12 February, 2004
Springtime for Kissinger

Forgettable fact: Henry Kissinger spoke for the sane while the Bush Administration dreamed of conquering Iraq. When he and Madeleine Albright, President Clinton's Secretary of State, appeared before the US Senate Foreign Relations Committee on 26 September, 2002, Senator Russell Feingold asked their advice about managing the aftermath of an invasion, in which American troops might be endangered "for months on end." Dr. Albright attempted a cautiously analytical reply that deteriorated into incoherence and barely left her committed to the opinion that many factors remained unknown. Dr.
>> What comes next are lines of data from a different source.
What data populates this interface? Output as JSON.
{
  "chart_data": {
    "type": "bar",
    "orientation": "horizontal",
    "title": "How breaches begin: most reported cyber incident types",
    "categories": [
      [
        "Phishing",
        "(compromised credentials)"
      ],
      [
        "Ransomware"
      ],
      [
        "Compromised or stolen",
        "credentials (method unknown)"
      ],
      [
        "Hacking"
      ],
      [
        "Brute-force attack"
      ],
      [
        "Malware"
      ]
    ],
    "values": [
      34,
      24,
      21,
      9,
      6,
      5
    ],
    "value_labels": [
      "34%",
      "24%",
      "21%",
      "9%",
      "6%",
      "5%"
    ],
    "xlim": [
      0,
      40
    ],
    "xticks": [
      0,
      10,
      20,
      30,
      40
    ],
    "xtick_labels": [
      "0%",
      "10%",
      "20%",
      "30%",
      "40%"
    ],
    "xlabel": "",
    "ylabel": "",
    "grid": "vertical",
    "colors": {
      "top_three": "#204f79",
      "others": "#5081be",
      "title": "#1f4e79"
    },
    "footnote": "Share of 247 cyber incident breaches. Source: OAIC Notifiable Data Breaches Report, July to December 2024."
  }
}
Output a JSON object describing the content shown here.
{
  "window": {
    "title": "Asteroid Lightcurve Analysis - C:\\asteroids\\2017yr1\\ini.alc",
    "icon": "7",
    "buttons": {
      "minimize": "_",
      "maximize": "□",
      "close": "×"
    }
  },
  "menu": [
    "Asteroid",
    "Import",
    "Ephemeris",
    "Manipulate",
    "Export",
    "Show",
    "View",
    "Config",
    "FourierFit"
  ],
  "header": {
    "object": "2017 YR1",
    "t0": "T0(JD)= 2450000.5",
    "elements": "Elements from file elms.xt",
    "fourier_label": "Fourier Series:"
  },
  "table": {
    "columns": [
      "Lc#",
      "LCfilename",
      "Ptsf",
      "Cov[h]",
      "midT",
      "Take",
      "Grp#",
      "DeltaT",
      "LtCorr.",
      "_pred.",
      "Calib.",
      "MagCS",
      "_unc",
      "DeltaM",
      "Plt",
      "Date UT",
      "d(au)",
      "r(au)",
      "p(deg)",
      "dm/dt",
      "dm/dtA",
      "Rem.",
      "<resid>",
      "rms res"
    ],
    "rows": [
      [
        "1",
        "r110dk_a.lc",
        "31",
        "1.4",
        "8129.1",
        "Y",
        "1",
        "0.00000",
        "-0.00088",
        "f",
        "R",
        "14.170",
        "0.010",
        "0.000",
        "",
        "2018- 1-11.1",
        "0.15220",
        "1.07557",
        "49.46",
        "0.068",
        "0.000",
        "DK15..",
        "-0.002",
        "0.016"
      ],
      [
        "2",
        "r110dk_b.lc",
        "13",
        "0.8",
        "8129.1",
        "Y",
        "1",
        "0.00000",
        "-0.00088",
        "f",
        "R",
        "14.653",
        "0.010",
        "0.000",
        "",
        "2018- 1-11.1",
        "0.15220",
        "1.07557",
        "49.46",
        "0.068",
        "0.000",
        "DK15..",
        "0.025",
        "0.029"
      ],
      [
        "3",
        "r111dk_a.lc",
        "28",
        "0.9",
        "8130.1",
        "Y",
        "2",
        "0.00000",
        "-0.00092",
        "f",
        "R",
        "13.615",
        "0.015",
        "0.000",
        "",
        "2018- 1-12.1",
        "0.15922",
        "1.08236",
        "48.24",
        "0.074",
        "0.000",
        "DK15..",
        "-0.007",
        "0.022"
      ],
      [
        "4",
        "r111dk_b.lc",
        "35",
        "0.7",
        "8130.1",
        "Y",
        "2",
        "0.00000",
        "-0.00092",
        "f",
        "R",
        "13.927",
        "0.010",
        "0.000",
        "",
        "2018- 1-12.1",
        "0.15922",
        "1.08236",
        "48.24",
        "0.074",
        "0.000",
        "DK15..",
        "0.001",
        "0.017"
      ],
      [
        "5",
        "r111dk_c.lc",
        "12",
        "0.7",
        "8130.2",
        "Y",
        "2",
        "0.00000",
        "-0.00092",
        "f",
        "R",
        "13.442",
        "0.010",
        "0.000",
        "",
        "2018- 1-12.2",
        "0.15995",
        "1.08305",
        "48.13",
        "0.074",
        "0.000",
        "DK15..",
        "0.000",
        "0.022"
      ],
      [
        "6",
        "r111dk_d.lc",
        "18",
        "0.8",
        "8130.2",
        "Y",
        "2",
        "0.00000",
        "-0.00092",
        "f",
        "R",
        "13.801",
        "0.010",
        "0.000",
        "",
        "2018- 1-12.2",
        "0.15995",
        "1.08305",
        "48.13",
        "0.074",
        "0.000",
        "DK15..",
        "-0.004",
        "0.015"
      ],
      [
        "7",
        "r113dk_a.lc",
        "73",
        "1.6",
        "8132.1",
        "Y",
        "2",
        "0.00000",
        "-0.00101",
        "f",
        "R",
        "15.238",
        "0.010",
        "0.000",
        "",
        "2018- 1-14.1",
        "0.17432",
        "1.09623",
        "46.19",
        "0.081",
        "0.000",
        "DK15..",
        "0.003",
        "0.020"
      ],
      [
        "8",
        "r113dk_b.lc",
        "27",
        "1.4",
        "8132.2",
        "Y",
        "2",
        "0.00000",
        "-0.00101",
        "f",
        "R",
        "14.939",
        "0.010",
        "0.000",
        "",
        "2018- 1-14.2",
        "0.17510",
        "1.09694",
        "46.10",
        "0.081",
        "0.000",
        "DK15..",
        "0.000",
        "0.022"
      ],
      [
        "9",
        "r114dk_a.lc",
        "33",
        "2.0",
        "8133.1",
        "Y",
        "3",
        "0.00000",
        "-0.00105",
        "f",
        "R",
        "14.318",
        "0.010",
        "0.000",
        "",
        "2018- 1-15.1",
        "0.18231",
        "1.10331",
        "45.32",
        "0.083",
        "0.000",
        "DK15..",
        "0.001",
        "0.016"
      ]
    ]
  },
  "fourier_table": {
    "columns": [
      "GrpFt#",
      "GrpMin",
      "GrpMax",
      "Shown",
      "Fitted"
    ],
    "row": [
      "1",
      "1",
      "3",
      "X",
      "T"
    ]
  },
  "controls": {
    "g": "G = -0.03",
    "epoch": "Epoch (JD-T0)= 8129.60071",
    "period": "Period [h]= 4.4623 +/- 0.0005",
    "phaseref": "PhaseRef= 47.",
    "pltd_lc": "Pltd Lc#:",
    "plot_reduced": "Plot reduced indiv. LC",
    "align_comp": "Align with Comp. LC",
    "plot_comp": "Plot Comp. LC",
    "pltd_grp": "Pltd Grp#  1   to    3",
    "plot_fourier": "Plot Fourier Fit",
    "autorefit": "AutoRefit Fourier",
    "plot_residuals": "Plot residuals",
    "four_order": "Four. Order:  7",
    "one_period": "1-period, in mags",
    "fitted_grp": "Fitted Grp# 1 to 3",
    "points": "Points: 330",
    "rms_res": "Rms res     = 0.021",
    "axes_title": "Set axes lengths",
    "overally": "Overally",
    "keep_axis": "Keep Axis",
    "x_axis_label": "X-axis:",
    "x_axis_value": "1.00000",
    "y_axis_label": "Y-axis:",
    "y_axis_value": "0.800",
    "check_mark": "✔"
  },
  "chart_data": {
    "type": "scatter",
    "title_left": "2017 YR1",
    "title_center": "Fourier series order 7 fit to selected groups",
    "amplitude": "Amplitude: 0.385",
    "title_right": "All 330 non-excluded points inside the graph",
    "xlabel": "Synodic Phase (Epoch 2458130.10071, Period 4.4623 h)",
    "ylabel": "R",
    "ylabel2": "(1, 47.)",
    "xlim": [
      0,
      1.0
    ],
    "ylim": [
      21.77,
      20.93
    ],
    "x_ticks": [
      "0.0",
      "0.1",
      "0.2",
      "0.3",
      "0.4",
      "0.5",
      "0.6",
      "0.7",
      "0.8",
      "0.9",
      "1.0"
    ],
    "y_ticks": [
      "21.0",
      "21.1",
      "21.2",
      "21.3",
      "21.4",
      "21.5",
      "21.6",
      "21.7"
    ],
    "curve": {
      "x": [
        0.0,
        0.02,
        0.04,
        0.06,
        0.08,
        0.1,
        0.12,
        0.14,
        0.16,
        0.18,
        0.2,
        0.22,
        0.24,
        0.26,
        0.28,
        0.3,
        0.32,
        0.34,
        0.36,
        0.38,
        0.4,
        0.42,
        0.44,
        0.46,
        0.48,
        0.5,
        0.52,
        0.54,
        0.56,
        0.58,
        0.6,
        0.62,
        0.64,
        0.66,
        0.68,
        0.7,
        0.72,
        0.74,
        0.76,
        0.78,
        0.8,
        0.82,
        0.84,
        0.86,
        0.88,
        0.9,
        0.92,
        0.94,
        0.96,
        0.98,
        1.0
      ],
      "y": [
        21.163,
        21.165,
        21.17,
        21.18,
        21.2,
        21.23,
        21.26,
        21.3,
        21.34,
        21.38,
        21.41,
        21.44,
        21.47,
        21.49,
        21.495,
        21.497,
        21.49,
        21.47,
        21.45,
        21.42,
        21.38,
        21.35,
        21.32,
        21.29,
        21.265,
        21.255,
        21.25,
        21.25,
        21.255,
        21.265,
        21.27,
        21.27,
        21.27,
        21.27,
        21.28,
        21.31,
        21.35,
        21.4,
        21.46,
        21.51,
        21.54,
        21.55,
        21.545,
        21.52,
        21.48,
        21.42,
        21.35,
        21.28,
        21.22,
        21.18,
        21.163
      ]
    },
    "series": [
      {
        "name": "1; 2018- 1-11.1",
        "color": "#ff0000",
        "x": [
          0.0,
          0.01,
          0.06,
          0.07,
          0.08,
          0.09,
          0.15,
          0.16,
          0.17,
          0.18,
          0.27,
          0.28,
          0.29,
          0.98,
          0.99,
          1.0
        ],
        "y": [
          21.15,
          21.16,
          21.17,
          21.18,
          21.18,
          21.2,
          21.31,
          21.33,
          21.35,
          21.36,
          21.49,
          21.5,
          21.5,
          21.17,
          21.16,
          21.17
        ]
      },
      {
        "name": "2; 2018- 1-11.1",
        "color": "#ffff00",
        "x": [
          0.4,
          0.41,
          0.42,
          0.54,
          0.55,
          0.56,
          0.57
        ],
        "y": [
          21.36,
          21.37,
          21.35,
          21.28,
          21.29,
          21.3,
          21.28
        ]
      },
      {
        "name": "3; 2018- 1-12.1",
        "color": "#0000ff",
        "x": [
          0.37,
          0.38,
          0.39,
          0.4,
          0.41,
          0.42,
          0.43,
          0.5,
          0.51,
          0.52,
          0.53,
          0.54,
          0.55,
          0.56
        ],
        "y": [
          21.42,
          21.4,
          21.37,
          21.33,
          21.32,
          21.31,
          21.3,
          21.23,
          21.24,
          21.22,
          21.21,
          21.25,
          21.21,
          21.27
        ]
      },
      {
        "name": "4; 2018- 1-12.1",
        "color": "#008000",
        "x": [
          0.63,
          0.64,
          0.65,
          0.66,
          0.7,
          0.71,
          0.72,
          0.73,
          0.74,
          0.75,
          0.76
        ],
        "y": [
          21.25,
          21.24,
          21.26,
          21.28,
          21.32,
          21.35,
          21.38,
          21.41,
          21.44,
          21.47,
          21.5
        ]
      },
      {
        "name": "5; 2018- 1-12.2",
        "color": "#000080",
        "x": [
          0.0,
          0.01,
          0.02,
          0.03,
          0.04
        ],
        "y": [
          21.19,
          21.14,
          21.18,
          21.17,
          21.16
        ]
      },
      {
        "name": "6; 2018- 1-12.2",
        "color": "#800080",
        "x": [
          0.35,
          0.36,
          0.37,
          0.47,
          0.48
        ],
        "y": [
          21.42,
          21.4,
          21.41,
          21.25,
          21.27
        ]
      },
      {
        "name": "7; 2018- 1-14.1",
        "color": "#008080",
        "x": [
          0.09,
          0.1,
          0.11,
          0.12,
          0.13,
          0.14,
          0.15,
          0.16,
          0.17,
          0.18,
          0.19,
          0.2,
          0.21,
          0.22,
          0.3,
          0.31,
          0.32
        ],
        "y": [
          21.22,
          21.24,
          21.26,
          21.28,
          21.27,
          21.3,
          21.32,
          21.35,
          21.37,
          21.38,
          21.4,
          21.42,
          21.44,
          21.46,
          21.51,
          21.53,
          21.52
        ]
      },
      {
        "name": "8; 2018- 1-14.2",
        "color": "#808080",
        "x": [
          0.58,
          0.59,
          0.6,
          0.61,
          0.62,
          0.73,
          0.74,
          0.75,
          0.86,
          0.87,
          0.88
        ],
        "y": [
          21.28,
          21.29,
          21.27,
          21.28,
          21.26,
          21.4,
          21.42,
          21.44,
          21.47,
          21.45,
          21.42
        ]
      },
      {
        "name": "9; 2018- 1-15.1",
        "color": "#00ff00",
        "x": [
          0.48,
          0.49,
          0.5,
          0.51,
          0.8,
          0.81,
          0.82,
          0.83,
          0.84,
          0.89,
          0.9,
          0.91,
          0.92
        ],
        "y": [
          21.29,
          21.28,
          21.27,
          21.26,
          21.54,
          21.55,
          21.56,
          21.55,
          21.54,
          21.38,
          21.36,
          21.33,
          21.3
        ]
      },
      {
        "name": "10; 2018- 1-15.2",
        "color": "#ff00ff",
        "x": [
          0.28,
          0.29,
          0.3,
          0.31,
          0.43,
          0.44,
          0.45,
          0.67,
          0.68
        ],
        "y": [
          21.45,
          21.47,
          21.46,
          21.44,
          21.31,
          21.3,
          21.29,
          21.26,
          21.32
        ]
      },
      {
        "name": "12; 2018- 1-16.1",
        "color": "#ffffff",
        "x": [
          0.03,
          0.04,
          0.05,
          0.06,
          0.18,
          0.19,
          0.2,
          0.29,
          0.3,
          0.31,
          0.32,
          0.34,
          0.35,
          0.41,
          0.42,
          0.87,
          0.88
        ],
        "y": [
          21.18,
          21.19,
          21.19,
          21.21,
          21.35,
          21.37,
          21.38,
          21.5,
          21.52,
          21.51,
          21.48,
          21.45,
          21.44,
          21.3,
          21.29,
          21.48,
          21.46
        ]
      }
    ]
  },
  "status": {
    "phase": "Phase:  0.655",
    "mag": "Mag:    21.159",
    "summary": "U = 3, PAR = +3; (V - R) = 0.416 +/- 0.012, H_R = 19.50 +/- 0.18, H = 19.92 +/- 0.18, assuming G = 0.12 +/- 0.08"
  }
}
Kissinger replied, in part, as follows:

I am bitterly opposed to a prolonged occupation of a Muslim country at the heart of the Muslim world by Western nations who proclaim the right to re-educate that country. That seems to me essentially a very difficult undertaking and therefore I would believe that that should be turned over to some kind of an international group that can be formed in which we would have a very major role. Therefore it's very difficult to talk about this in the abstract.

To appreciate those words fully, you need to have seen the look on the speaker's face. It was a look of appalled incredulity at the suggestion that anyone would try to do what President Bush has now been trying to do for almost a year. The latter words straggled out in that slow, circumspect way of Dr. Kissinger's when he's straining to let only his eyes speak of idiocy. He might have earned more credit if he'd simply stopped talking sooner. But in the darkness of a reputation such as his, even a little credit gleams like purest gold.